More troubling, however, is OIG’s reluctance to provide affirmative guidance to manufacturers as to what it considers “appropriate steps” to be, despite its willingness to do so in prior bulletins on inducement issues.    To be sure, OIG did appear to validate certain approaches taken by manufacturers, such as (i) the use of notices on coupons and related literature; and (ii) the use of claims edits in the processing of coupons.

But in OIG’s view, the efforts employed by most manufacturers fall short.

As a result, OIG’s report has caused manufacturers to assess their current practices and the potential risks of liability under the anti-kickback statute (and, as a result, the False Claims Act).  But while the principal focus of OIG’s report is the existence and scope of manufacturer safeguards, given the expansive interpretation that some enforcement authorities (not to mention qui tam relators) may give to the anti-kickback statute, it may be worthwhile for all industry participants (like PBMs, Part D plans and pharmacies) to evaluate potential liability issues in the context of their existing mechanisms for identifying and/or auditing coupon use by government beneficiaries.

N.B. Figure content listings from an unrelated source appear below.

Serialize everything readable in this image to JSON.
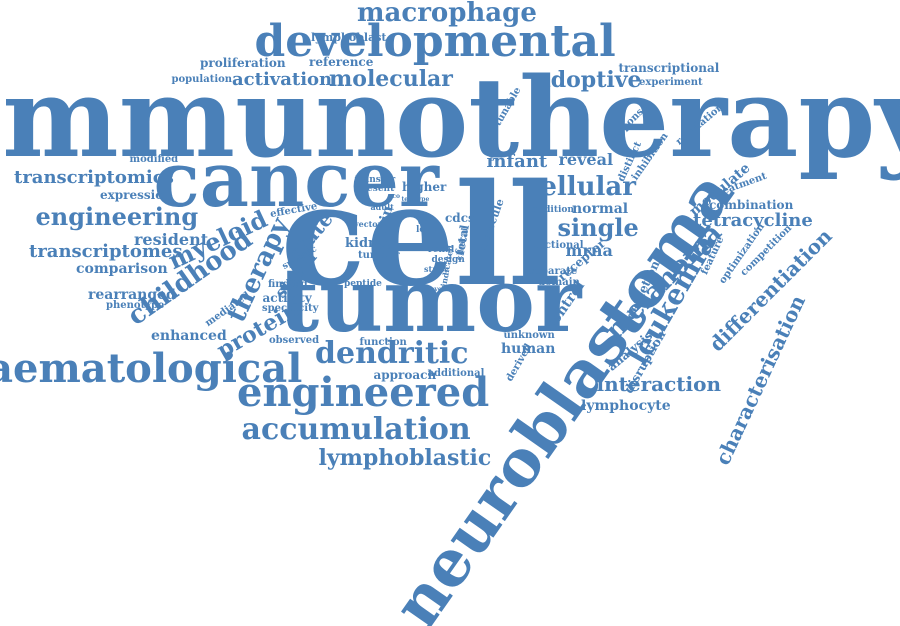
{
  "palette": {
    "word_color": "#4a80b8",
    "background": "#ffffff"
  },
  "words": [
    "immunotherapy",
    "cell",
    "neuroblastoma",
    "tumor",
    "cancer",
    "developmental",
    "haematological",
    "engineered",
    "accumulation",
    "dendritic",
    "macrophage",
    "lymphoblastic",
    "leukemia",
    "melanoma",
    "childhood",
    "characterisation",
    "differentiation",
    "engineering",
    "cellular",
    "therapy",
    "myeloid",
    "molecular",
    "adoptive",
    "activation",
    "protein",
    "single",
    "interaction",
    "transcriptomics",
    "transcriptomes",
    "tetracycline",
    "infant",
    "reveal",
    "state",
    "resident",
    "signal",
    "comparison",
    "rearranged",
    "enhanced",
    "mrna",
    "normal",
    "lymphocyte",
    "human",
    "control",
    "modulate",
    "kidney",
    "origin",
    "lymphoblast",
    "proliferation",
    "reference",
    "transcriptional",
    "population",
    "experiment",
    "expression",
    "modified",
    "regulation",
    "combination",
    "approach",
    "additional",
    "function",
    "unknown",
    "analysis",
    "disruption",
    "depletion",
    "receptor",
    "functional",
    "separate",
    "domain",
    "derived",
    "peptide",
    "activity",
    "specificity",
    "finding",
    "mediated",
    "phenotype",
    "observed",
    "tumour",
    "renal",
    "fetal",
    "design",
    "level",
    "study",
    "higher",
    "transfer",
    "present",
    "vector",
    "adult",
    "effective",
    "specific",
    "cdcs",
    "molecule",
    "addition",
    "tunable",
    "response",
    "distinct",
    "inhibition",
    "feature",
    "optimization",
    "competition",
    "treatment",
    "clinical",
    "work",
    "test",
    "type",
    "novel",
    "indicated",
    "eco",
    "b"
  ]
}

In our view, the one silver lining in OIG’s report and bulletin lies in its ultimate finding that CMS already maintains the data necessary to allow manufacturers and other industry participants to preclude drug coupon and co-pay card use by Medicare beneficiaries.  Getting CMS to participate in such a discussion, however, may be a different story, in light of the agency’s apparent reluctance to provide relevant data in the past to facilitate the development of a technical solution to block coupon use by government program beneficiaries.

Specifically, it may be worthwhile for manufacturers to press CMS for access to one of the following data sources to effectively and quickly solve these issues:

  1. ongoing access to Part D beneficiary enrollment status; or
  2. ongoing access to a complete listing of all Part D plans’ BIN and PCN

If drug coupon and co-pay card use by Medicare beneficiaries is as significant of an issue as OIG and some industry stakeholders believe it to be, CMS and manufacturers should open an immediate dialogue to facilitate additional safeguards and solutions to the issues alleged by OIG.  

In the end, does CMS really want to be viewed as impeding industry efforts to preclude coupon use by government beneficiaries, and therefore hindering industry efforts to comply with applicable law?